Hard decline → "Contact your bank" with specific guidance.

Stage 3 (Day 3–7): Second retry with escalated notification. If the card was updated, retry immediately. Otherwise, attempt with the original method (banks sometimes clear holds after a few days).

Stage 4 (Day 7–14): Final attempt with grace period warning. Subscription downgrade to a free tier rather than hard suspension — keeping the customer in the ecosystem.

2. Payment Recovery API Design

The retry engine was built as a background job processor:

Idempotent retries — each attempt has a unique key, preventing double-charges even if the job runner processes a message twice.
Exponential backoff with jitter — retry timing avoids thundering herd problems when payment processors have temporary outages.
Failure classification — each payment processor maps raw error codes to a normalized failure taxonomy (transient, actionable, terminal) that drives the dunning behavior.

3. Handling Plan Complexity

Billing recovery isn't one-size-fits-all. The system needed different paths for:

Prepaid accounts: No retry — alert immediately, provide top-up link.
Postpaid accounts: Full dunning sequence with grace periods.
Family plans: Notify the plan owner, not individual members. Handle the case where the plan owner's payment fails but individual member payments succeed.

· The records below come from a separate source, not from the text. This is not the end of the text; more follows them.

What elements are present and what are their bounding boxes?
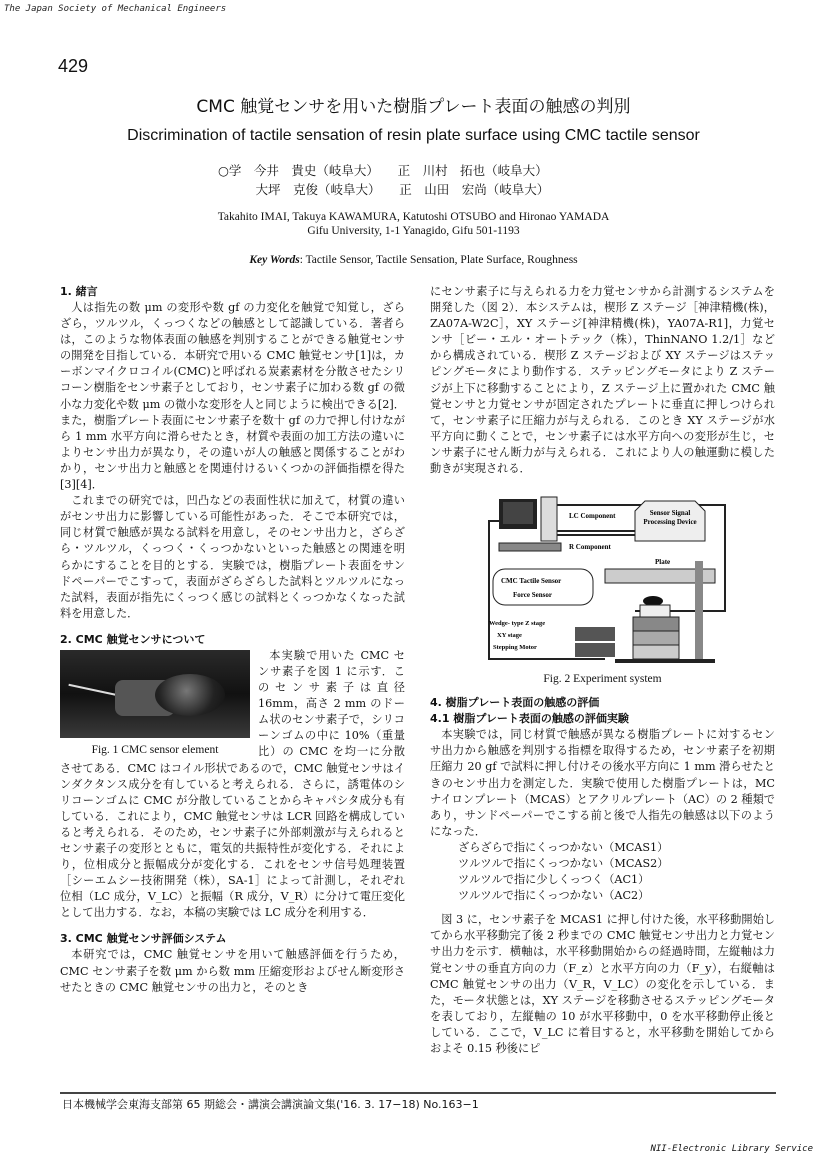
label-motor: Stepping Motor	[493, 644, 537, 652]
page-number: 429	[58, 56, 89, 76]
affiliation-en: Gifu University, 1-1 Yanagido, Gifu 501-1193	[307, 225, 520, 237]
section-3-paragraph-1: 本研究では，CMC 触覚センサを用いて触感評価を行うため，CMC センサ素子を数 μm から数 mm 圧縮変形およびせん断変形させたときの CMC 触覚センサの出力と，そのとき	[60, 948, 405, 994]
section-3-heading: 3. CMC 触覚センサ評価システム	[60, 932, 227, 946]
section-1-paragraph-1: 人は指先の数 μm の変形や数 gf の力変化を触覚で知覚し，ざらざら，ツルツル，くっつくなどの触感として認識している．著者らは，このような物体表面の触感を判別することができる触覚センサの開発を目指している．本研究で用いる CMC 触覚センサ[1]は，カーボンマイクロコイル(CMC)と呼ばれる炭素素材を分散させたシリコーン樹脂をセンサ素子としており，センサ素子に加わる数 gf の微小な力変化や数 μm の微小な変形を人と同じように検出できる[2]．また，樹脂プレート表面にセンサ素子を数十 gf の力で押し付けながら 1 mm 水平方向に滑らせたとき，材質や表面の加工方法の違いによりセンサ出力が異なり，その違いが人の触感と関係することがわかり，センサ出力と触感とを関連付けるいくつかの評価指標を得た[3][4]．	[60, 301, 405, 492]
keywords-text: : Tactile Sensor, Tactile Sensation, Plate Surface, Roughness	[299, 254, 578, 266]
section-1-paragraph-2: これまでの研究では，凹凸などの表面性状に加えて，材質の違いがセンサ出力に影響している可能性があった．そこで本研究では，同じ材質で触感が異なる試料を用意し，そのセンサ出力と，ざらざら・ツルツル，くっつく・くっつかないといった触感との関連を明らかにすることを目的とする．実験では，樹脂プレート表面をサンドペーパーでこすって，表面がざらざらした試料とツルツルになった試料，表面が指先にくっつく感じの試料とくっつかなくなった試料を用意した．	[60, 494, 405, 620]
sample-list-item: ツルツルで指に少しくっつく（AC1）	[458, 873, 650, 887]
footer-divider	[60, 1092, 776, 1094]
keyboard-icon	[499, 543, 561, 551]
label-lc: LC Component	[569, 512, 616, 521]
sensor-element-photo	[60, 650, 250, 738]
authors-english	[0, 210, 827, 238]
title-english: Discrimination of tactile sensation of resin plate surface using CMC tactile sensor	[127, 127, 700, 144]
author-names-en: Takahito IMAI, Takuya KAWAMURA, Katutoshi OTSUBO and Hironao YAMADA	[217, 211, 610, 223]
label-xy: XY stage	[497, 632, 522, 640]
figure-1-caption: Fig. 1 CMC sensor element	[91, 743, 219, 756]
label-r: R Component	[569, 543, 611, 552]
sample-list-item: ツルツルで指にくっつかない（AC2）	[458, 889, 650, 903]
figure-2-caption: Fig. 2 Experiment system	[543, 673, 662, 686]
left-column	[60, 284, 405, 996]
figure-2	[485, 491, 755, 669]
authors-line-1: ○学 今井 貴史（岐阜大） 正 川村 拓也（岐阜大）	[218, 163, 548, 178]
section-3-paragraph-1-continued: にセンサ素子に与えられる力を力覚センサから計測するシステムを開発した（図 2）．本システムは，楔形 Z ステージ［神津精機(株)，ZA07A-W2C］，XY ステージ[神津精機(株)，YA07A-R1]，力覚センサ［ビー・エル・オートテック（株），ThinNANO 1.2/1］などから構成されている．楔形 Z ステージおよび XY ステージはステッピングモータにより動作する．ステッピングモータにより Z ステージが上下に移動することにより，Z ステージ上に置かれた CMC 触覚センサと力覚センサが固定されたプレートに垂直に押しつけられて，センサ素子に圧縮力が与えられる．このとき XY ステージが水平方向に動くことで，センサ素子には水平方向への変形が生じ，センサ素子にせん断力が与えられる．これにより人の触運動に模した動きが実現される．	[430, 285, 775, 476]
right-column	[430, 284, 775, 1057]
keywords-label: Key Words	[249, 254, 300, 266]
label-plate: Plate	[655, 558, 671, 567]
authors-line-2: 大坪 克俊（岐阜大） 正 山田 宏尚（岐阜大）	[218, 182, 550, 197]
title-japanese: CMC 触覚センサを用いた樹脂プレート表面の触感の判別	[196, 97, 631, 117]
sample-list-item: ざらざらで指にくっつかない（MCAS1）	[458, 840, 669, 854]
section-4-1-heading: 4.1 樹脂プレート表面の触感の評価実験	[430, 712, 629, 726]
authors-japanese	[218, 161, 549, 199]
label-ssp2: Processing Device	[643, 518, 697, 527]
section-2-paragraph-1: 本実験で用いた CMC センサ素子を図 1 に示す．このセンサ素子は直径 16mm，高さ 2 mm のドーム状のセンサ素子で，シリコーンゴムの中に 10%（重量比）の CMC を均一に分散させてある．CMC はコイル形状であるので，CMC 触覚センサはインダクタンス成分を有していると考えられる．さらに，誘電体のシリコーンゴムに CMC が分散していることからキャパシタ成分も有している．これにより，CMC 触覚センサは LCR 回路を構成していると考えられる．そのため，センサ素子に外部刺激が与えられるとセンサ素子の変形とともに，電気的共振特性が変化する．それにより，位相成分と振幅成分が変化する．これをセンサ信号処理装置［シーエムシー技術開発（株），SA-1］によって計測し，それぞれ位相（LC 成分，V_LC）と振幅（R 成分，V_R）に分けて電圧変化として出力する．なお，本稿の実験では LC 成分を利用する．	[60, 648, 405, 920]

Each plan type has its own dunning configuration (retry intervals, notification templates, grace periods), stored as versioned config rather than hardcoded logic.

4. Internal Operations Dashboard

The support team's biggest pain point was context switching between multiple tools. I built a unified dashboard that showed:

Customer timeline — every billing event (charge, retry, notification, status change) in chronological order with linked payment processor reference IDs.
Recovery status — which dunning stage the customer is in, what's been tried, what's next.
Quick actions — manual retry trigger, grace period extension, plan adjustment — all with audit logging.

The dashboard cut billing-ticket resolution time from hours (querying multiple systems, correlating timestamps) to minutes (single view, click to act).

Results

| Metric | Before | After | Impact | | --------------------------- | ---------- | ---------------------- | ---------------------------------- | | Failed payment recovery | Baseline | Significantly improved | Multi-stage dunning | | Involuntary churn reduction | — | Measurable savings | Graduated recovery + grace periods | | Ops ticket resolution | Hours | Minutes | Unified dashboard | | Double-charge incidents | Occasional | Zero | Idempotent retry keys |

Key Takeaways

Classify failures, don't treat them uniformly. "Payment failed" is not one problem — it's a dozen different problems that need different responses.
Grace periods retain customers. Downgrading to a free tier instead of hard-suspending keeps customers in the ecosystem. Many recover and re-upgrade.
Ops tooling is product work. The dashboard wasn't a side project — it directly reduced support costs and improved customer experience.
Idempotency isn't optional in billing. If you can't safely retry any operation, you'll eventually double-charge someone.

This post describes work I did at Comcast from 2023–2025. Specific internal metrics and code are generalized to respect confidentiality.